Flanagan also seems to see that the greatest theoretical achievement of a
future theory of mind might be the final departure from the myth of the
transcendental ego. Taking his start from William James he writes: "I
will speak of the model of the self
to refer to the highest-order model of the self that contains the various
components of the material, social, and spiritual "me" as proper parts
or aspects." (181) and
"The posit of a mind's "I" is unnecessary. First, whatever is
captured is an object, a model, a thing thought of or represented. The spiritual
me, the material me, and the social me, even when integrated in thought, are
things seen, not the seer. The obvious questions arise. What does the seeing?
Who is the seer? The answer is that the whole organism, with its functional
nervous system, is the seer." (182) and finally he tells his readers:
"The system is dynamic. No part of the system resembles the soul, the
ego, the self, or the "I" of traditional metaphysics. There is no
mind's "I" that stands behind all experience as the condition of its
possibility. This is because there is nothing that stands behind anything
without something else standing behind it as the condition of its possibility.
This is true even for the whole organism." (188) It must be clear that
this kind of thetic criticism will probably not even raise the attention of
historically oriented continental philosophers, German Kantians or specialists
in transcendental idealism. So it cannot serve as a booster charge for the
potential theoretical revolution mentioned above. But even for someone who
thinks that a full blown naturalistic theory of phenomenal content -
subjectivity, perspectivalness etc. included - along the lines of constructive
naturalism is indeed desirable and soon within reach, it may appear that
Flanagan has never actually addressed the core of the philosophical problem:
What turns a mental model of the system into a mental model of the self?

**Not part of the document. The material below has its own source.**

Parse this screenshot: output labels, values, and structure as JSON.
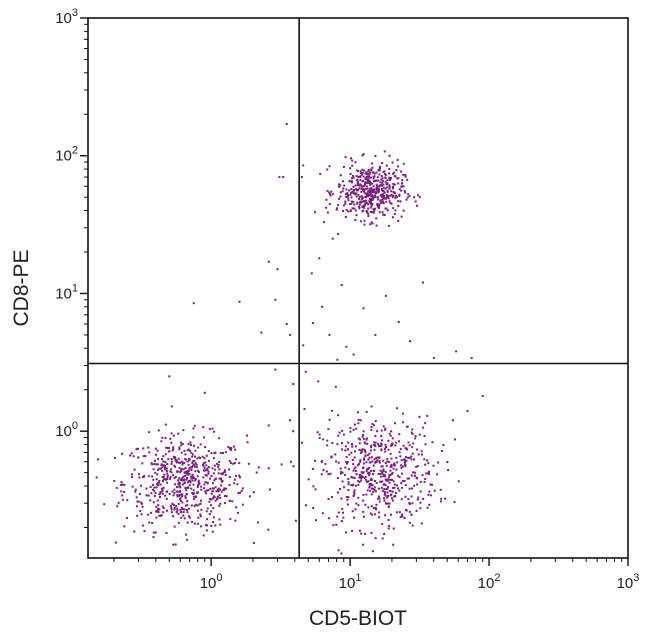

It is as necessary as it is easy to introduce a new terminology of mental
self-representation, but a representational relation itself is - as for instance
Husserl, a great defender of the transcendental ego, pointed out - not enough to
constitute seeing something as something. What transforms a complex,
multimodal activation pattern in our brain modelling the organism and a large
number of its abstract, non-spatial and higher-order properties from a mere
model of the organism into a phenomenal self? Simply introducing the
term "self-model" might be a kind of terminological cheating or of
intellectual self-deception - that is, if we take the problem seriously, if we
actually want to know how that mysterious (and illusory) phenomenal property of
"prereflexive self-intimacy" could come about as a purely biological
phenomenon. The answer is missing, but it is implicitly given at many places in
Flanagan's book: It is the simple fact that we are systems that never experience
their self-generated mental models as models and so get caught in a
naive realism on the phenomenal level of subjective experience. If this is true
of the mental model of the self too,
then it becomes clear how a phenomenal self could in fact emerge from
the flow of information in our brains. On the other hand it must be noted that
one of the main advantages of the way in which Flanagan develops his concept of
a "self-model" lies in the fact that he clearly describes its
constructive aspects and the impact which the social environment has on its
content and functional profile. If the exciting project dubbed a Unified
Theory of Consciousness by Flanagan in his last and concluding chapter
should ever become a reality, then he has written a very enjoyable
interdisciplinary introduction into its current canon of problems and helped a
lot in defining the theoretical problems constituting its logical landscape.